Fortunately the mind-body connection is widely researched so we are aware that our physical symptoms cannot be separated from our thoughts and emotions. We already know that over 30% of us, on average, will feel better when we are told we are being given something that will make us feel better. Enter the power of the mind to affect change in the body.

In my own empirical studies, pain in the body, growths, discomforts of all kinds are associated with a combination of lifestyle issues, emotions, belief systems, and unconscious elements. I have also seen soul pain linked to disease. In other words, the truth, passion, and purpose of the soul has been neglected, avoided, or buried. This condition often emerges as a physical malady that begins subtly and grows until we can no longer avoid it. We often hear of people who change their lives entirely after a troubling illness. The illness itself becomes the wake up call to get back onto one’s unique, fulfilling life path.

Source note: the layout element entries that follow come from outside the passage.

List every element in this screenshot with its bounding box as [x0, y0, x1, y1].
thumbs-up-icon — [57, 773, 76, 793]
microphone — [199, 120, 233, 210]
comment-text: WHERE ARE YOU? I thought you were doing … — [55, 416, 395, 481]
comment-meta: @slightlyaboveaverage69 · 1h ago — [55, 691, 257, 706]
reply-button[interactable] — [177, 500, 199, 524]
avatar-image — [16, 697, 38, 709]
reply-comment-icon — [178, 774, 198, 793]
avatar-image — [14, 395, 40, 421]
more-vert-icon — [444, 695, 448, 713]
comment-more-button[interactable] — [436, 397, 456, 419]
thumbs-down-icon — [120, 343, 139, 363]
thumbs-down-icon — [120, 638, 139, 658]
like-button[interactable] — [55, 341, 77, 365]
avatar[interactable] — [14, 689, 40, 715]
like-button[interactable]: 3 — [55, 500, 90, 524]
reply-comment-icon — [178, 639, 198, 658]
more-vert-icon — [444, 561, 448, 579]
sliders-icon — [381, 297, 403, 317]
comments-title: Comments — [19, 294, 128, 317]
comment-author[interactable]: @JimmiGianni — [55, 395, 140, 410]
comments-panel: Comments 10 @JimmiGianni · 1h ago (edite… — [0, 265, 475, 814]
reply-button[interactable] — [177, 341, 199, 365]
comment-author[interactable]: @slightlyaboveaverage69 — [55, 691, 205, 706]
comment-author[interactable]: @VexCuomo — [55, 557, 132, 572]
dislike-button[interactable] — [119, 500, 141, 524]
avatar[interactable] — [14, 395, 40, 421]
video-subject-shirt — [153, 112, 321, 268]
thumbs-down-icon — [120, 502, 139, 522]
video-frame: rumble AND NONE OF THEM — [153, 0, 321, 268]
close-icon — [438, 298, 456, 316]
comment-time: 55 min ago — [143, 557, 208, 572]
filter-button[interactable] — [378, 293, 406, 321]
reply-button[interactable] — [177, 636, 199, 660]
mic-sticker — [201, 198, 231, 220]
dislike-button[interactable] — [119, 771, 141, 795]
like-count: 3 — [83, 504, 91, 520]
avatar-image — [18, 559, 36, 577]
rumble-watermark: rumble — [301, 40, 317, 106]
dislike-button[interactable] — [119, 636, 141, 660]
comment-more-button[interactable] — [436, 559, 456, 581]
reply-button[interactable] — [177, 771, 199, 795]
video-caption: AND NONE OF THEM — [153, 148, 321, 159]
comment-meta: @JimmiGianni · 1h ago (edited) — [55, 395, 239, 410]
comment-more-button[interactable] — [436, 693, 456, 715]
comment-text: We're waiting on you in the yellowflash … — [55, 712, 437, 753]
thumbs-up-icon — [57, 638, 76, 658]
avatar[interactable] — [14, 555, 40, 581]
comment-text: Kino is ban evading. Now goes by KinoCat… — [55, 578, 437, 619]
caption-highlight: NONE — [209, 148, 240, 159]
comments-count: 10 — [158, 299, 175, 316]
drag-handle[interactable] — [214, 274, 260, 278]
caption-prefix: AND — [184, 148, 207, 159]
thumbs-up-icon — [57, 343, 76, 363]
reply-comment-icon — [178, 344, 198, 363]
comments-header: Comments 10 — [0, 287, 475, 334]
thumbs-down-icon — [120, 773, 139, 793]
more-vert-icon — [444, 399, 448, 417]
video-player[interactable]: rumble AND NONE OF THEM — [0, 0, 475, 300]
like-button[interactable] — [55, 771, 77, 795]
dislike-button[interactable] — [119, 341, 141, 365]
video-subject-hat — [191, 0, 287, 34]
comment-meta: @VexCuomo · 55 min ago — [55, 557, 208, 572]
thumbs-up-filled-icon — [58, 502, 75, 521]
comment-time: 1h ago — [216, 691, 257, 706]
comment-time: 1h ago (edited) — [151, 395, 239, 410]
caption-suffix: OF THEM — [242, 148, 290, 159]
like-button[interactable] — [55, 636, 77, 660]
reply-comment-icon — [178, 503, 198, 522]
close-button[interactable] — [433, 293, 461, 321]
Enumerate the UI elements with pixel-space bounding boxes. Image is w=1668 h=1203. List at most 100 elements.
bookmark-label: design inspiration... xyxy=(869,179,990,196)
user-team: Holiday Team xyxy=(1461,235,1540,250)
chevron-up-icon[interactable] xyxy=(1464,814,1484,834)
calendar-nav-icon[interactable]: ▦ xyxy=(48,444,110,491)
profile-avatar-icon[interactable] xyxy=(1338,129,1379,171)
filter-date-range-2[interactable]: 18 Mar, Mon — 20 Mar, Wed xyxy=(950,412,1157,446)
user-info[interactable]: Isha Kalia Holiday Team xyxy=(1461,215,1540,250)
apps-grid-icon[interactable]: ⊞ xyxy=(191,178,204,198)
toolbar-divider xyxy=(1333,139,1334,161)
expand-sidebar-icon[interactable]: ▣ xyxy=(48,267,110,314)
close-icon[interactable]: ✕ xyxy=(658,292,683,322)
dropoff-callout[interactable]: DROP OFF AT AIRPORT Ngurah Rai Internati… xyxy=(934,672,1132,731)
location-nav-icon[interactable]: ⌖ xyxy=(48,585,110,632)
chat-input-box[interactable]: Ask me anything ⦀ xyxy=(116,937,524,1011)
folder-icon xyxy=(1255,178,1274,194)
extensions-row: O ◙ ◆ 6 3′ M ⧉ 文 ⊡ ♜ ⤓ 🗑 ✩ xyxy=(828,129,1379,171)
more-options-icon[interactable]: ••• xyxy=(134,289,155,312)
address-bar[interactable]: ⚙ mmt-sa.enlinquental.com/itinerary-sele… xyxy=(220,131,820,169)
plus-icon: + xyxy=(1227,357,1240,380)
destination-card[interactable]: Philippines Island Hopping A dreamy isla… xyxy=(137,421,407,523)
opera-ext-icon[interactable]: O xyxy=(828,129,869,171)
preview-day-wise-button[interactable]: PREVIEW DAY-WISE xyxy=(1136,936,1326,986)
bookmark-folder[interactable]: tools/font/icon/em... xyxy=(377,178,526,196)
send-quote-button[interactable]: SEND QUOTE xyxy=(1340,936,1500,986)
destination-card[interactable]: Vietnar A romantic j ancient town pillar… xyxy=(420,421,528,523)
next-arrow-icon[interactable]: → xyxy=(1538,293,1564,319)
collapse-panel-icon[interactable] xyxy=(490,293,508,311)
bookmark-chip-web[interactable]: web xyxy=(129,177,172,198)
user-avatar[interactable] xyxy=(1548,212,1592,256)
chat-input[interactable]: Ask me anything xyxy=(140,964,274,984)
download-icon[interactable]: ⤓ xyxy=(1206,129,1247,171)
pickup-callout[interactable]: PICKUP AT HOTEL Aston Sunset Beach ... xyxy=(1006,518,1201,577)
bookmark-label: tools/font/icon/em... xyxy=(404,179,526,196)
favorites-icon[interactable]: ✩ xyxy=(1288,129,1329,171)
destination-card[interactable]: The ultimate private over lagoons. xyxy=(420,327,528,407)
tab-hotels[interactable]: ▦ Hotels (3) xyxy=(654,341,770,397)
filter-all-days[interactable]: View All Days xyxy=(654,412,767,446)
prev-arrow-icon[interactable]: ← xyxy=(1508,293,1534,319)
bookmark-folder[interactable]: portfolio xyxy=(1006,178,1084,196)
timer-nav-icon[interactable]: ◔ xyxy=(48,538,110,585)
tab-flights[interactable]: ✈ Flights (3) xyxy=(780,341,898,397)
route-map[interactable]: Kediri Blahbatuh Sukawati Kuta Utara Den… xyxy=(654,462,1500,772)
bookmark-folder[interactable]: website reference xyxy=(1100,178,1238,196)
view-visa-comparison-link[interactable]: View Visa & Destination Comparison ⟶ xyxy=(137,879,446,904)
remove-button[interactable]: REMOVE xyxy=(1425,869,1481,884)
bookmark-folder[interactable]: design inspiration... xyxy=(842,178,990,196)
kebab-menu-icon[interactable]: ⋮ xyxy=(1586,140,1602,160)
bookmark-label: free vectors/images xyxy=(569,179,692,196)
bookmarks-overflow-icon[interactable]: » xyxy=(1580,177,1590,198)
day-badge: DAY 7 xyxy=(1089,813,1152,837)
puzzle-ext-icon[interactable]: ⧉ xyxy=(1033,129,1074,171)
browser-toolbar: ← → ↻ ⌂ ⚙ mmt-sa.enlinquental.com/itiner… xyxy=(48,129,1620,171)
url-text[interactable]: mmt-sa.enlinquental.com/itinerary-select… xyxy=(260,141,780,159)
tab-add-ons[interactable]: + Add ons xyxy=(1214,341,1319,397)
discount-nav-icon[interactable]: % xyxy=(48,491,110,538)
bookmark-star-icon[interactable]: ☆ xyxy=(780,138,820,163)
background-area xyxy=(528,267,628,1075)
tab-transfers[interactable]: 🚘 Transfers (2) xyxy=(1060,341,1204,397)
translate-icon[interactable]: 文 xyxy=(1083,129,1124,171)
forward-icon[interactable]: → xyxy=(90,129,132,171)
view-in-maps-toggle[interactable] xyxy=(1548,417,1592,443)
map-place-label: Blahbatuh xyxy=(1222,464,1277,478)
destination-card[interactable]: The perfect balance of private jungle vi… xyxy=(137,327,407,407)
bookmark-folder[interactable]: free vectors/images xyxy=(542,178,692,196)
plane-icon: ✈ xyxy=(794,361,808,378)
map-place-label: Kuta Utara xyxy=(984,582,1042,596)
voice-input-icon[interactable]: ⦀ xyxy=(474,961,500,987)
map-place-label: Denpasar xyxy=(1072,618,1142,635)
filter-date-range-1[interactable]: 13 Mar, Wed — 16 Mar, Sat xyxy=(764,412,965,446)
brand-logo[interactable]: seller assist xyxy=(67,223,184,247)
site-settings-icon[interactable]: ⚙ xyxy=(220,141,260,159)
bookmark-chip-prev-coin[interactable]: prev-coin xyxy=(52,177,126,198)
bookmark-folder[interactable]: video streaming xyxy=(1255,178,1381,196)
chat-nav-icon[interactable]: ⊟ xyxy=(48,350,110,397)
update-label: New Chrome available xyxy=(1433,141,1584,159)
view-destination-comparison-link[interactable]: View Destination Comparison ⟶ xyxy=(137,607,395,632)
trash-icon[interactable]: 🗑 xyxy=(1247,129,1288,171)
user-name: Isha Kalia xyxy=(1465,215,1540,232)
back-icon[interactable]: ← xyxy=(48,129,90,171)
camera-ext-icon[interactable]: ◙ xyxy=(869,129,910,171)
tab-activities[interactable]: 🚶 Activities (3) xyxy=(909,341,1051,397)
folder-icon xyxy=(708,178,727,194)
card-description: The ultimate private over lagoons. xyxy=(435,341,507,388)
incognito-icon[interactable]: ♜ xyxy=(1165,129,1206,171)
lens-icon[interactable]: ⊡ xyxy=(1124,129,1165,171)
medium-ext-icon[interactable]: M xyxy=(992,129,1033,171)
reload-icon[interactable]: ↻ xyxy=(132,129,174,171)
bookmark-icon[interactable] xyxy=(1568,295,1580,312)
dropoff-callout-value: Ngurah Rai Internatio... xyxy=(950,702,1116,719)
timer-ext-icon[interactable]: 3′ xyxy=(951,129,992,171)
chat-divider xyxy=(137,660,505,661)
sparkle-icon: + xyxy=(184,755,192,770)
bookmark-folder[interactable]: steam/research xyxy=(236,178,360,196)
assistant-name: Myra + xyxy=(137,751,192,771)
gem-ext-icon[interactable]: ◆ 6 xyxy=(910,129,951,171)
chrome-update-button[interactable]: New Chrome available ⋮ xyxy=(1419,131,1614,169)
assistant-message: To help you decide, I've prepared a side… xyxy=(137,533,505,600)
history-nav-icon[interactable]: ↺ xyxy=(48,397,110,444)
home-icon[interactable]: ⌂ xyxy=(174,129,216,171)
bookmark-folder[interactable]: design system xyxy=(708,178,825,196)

So if we are holistic beings, meaning no part of us exists in isolation, then why do we treat our bodies, our painful knee for instance, as if it exists on its own, in isolation? Partly because doctors study the body in this fashion and treat us in the same model. Insurance companies pay for treatments that agree with this model. But also, on a personal level, as years pass by many of us begin to feel disconnected in some way. This comes from ignoring emotional signals, not maintaining the integrity of our minds, and shutting off the whispers of the soul. In many ways, I think our societal structures encourage these separation behaviors. But your physical self cannot be separated from your thoughts, beliefs, and emotions. This is why adopting a holistic perspective toward your own well-being is important. It helps us to view ourselves as whole, helps us get to the root cause of our ailments, and makes us aware of when we are being treated just as a “knee” or a “heart.”

We are integrated human beings keeping the balance within what we might consider to be our own unique orchestra. When all the instruments are in harmony, there is a symphony. When one element is off, the entire orchestra knows it and the experience is one of dissonance. Similarly, your body also knows when one element is off and it will send you clues to warn you. As soon as you hear the first clue, bring yourself back into balance. Ask what aspect of yourself is needing attention. The pain might be in your knee, but the cause might be in your shoulder, your mind, your emotional reactions, a lack of flow of subtle energies, or all of the above. This knowledge is where true healing is found.